I've sort of come full circle with the elementary school party. I've been the party mom, I've been the "please don't ask me to volunteer at the party" mom, and now I'm the teacher. Assistant teacher. Whatever. Now, I get to sit back and watch a new crop of party moms take over and it's very entertaining.
When I was the party mom, I was happy to help out. Of course, I would rather have run the whole party solo and spared myself the complete mind-numbing experience of a "committee" but I was a team player. I dutifully brought what I was assigned, spent my own money without complaint (sorta), and showed up to run a station and watch my child and his/her classmates bliss out on games like "eat a doughnut from a string" or decorate cookies with a tiny schmear of frosting and a pile of gummy worms and sprinkles twice at thick as the cookie itself (p.s. They never ate them, either. Those suckers were forgotten on the counter the minute we got home and left to dry up and crumble until they got knocked off the counter and swept up into the trash).
One year, I was on the party committee for "Gingerbread Sleighs." This concoction was a step up from the Gingerbread house - psh, we'd already done those, so we had to move on to luxury forms of transportation. The gingerbread sleigh contained NO actual gingerbread, but rather a graham cracker base with candy cane sled runners. I was in charge of the candy canes. I purchased them way ahead of time (ok, the day before) and arrived five minutes late to the official creating of the sleighs. Big deal, the kids were only just choosing their graham crackers and candy toppings. The party mom - THE party mom, I'm talking the ORGANIZER, berated me for being late in front of the whole room of kids and parents, then hastily grabbed my bag of candy canes and started ripping open packages as if the creating of a cookie sleigh were as urgent as her overactive bladder. I stood there with my empty bag and noticed that all the other party moms were wearing matching Santa hats. Apparently the ORGANIZER mom had purchased these for the other party moms - all but me. And let me tell you, I learned my lesson! I will NOT be late with the candy canes again, lest I have my Santa hat snatched unceremoniously off my head.
One year, we party moms decided to have a cookie decorating station at the class party. Suggestions were thrown about - who could bring frosting, who could bring sprinkles - when one mom piped up "Um, I'll be handling the cookie station. Cookie decorating is MY THING!" Well, then. Did you INVENT cookie decorating? True to her word, though, this mom showed up with everything needed to decorate giant pumpkin shaped cookies. And she ran that station like a drill sergeant - "ONE squirt of frosting, ONE pinch of sprinkles, DON'T TOUCH THAT!" Most of the kids avoided her. Not even the lure of orange frosting could win them over.

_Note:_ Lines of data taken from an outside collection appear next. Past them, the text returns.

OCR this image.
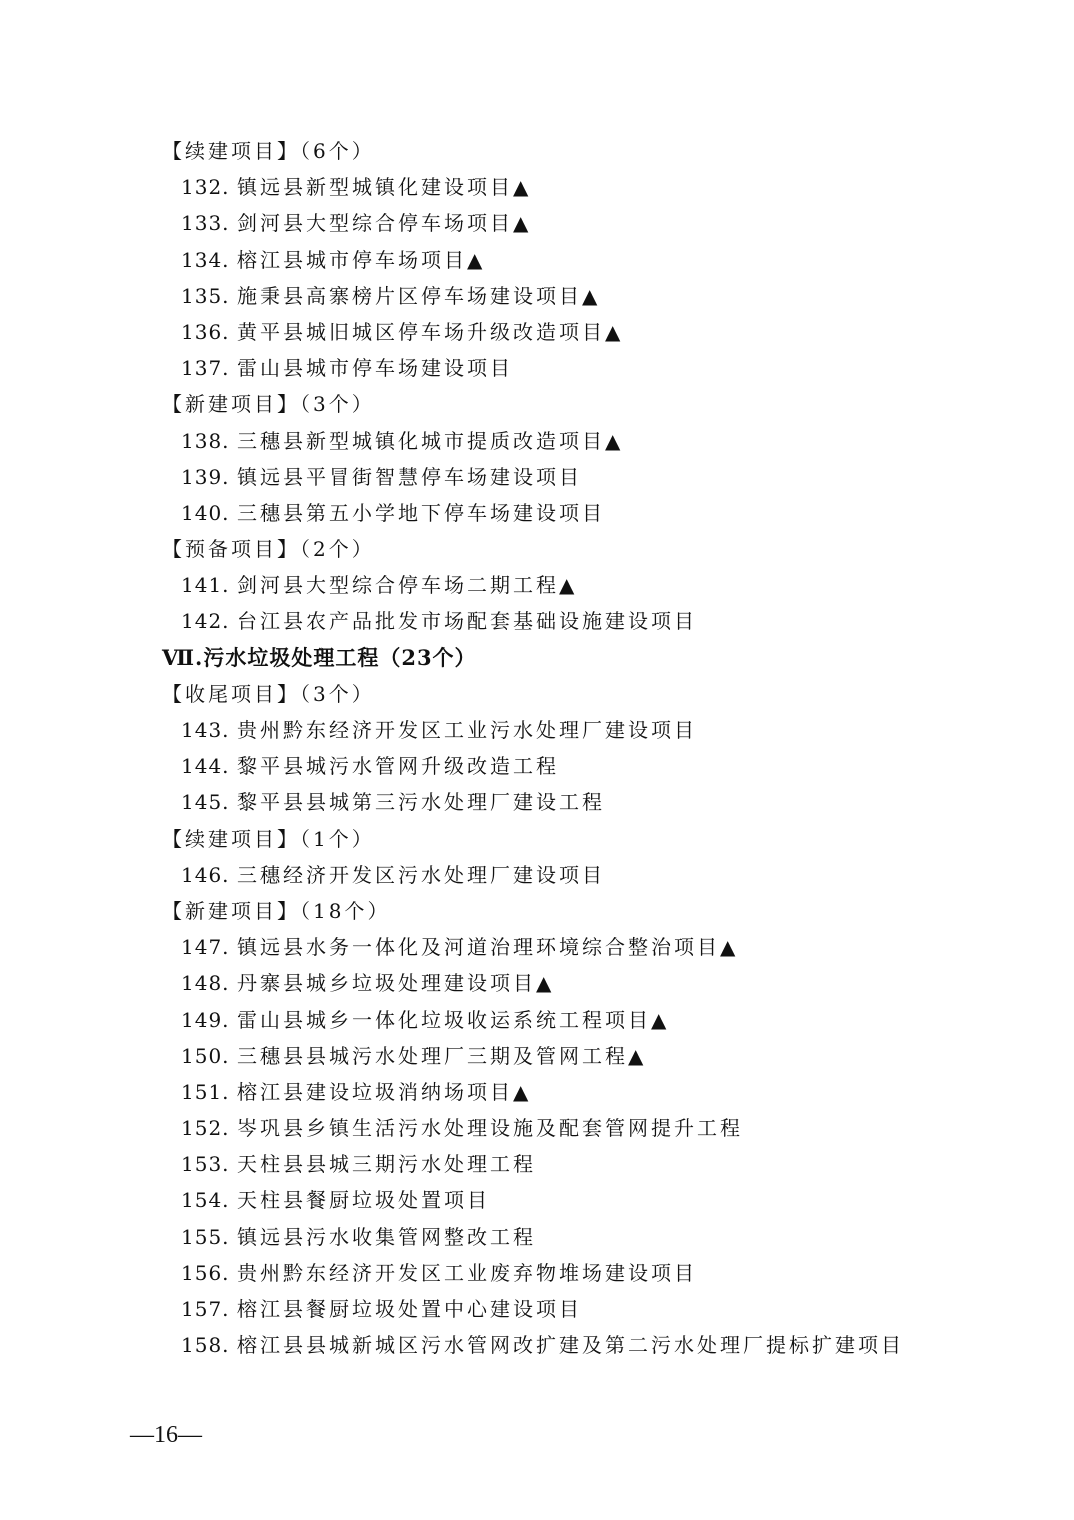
【续建项目】（6个）
132. 镇远县新型城镇化建设项目▲
133. 剑河县大型综合停车场项目▲
134. 榕江县城市停车场项目▲
135. 施秉县高寨榜片区停车场建设项目▲
136. 黄平县城旧城区停车场升级改造项目▲
137. 雷山县城市停车场建设项目
【新建项目】（3个）
138. 三穗县新型城镇化城市提质改造项目▲
139. 镇远县平冒街智慧停车场建设项目
140. 三穗县第五小学地下停车场建设项目
【预备项目】（2个）
141. 剑河县大型综合停车场二期工程▲
142. 台江县农产品批发市场配套基础设施建设项目
Ⅶ.污水垃圾处理工程（23个）
【收尾项目】（3个）
143. 贵州黔东经济开发区工业污水处理厂建设项目
144. 黎平县城污水管网升级改造工程
145. 黎平县县城第三污水处理厂建设工程
【续建项目】（1个）
146. 三穗经济开发区污水处理厂建设项目
【新建项目】（18个）
147. 镇远县水务一体化及河道治理环境综合整治项目▲
148. 丹寨县城乡垃圾处理建设项目▲
149. 雷山县城乡一体化垃圾收运系统工程项目▲
150. 三穗县县城污水处理厂三期及管网工程▲
151. 榕江县建设垃圾消纳场项目▲
152. 岑巩县乡镇生活污水处理设施及配套管网提升工程
153. 天柱县县城三期污水处理工程
154. 天柱县餐厨垃圾处置项目
155. 镇远县污水收集管网整改工程
156. 贵州黔东经济开发区工业废弃物堆场建设项目
157. 榕江县餐厨垃圾处置中心建设项目
158. 榕江县县城新城区污水管网改扩建及第二污水处理厂提标扩建项目
—16—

Today's party moms are kind of party poopers if you ask me. For one thing, they serve mostly healthy food. Tiny tangerines, cheese sticks, healthy crackers, and MAYBE a small cookie thrown in because it's a holiday. Halloween bingo still makes the rounds, as does that dreaded doughnut on a string game. Last year, a party dad thought it would be great fun to have the teachers play it. One of the parents grabbed my camera and took some very lovely photos of me, on my knees, powdered sugar all over my face, mouth gaping open trying to catch a swinging doughnut. Believe it or not, those photos never made the internet. DELETE.
I was always so excited about party days when my kids were in elementary school. And I always left with a headache. Now, working in a classroom, I look forward to party days if only because the parents mostly run the show and I can sit back, relax, and.........HA! Kidding. I still go home with a headache.
I'm a sucker, though. My kids are long past the party at school phase. Once they hit junior high, class parties went the way of their baby teeth and nighttime bed-wetting. But I still peruse the racks at Target, drawn by the twelve-pack of Halloween crayons and other junk. I've already purchased a Valentine goody for my class. And these days the only party mom duties I have are planning my kids own birthday parties, although even those are pretty much planned by them. My duties include buying food and decorations and acting as servant during the party.
So, I pass the torch to those crazed party moms. Those decorative baggie-filling, matching ribbon-curling, homemade cookie-baking, jack-o-lantern-shirt-wearing moms who give selflessly of their time to make a 40 minute party rock. You go, girls! I'll be on the sidelines, smiling knowingly and wondering where the time went. Party on, moms!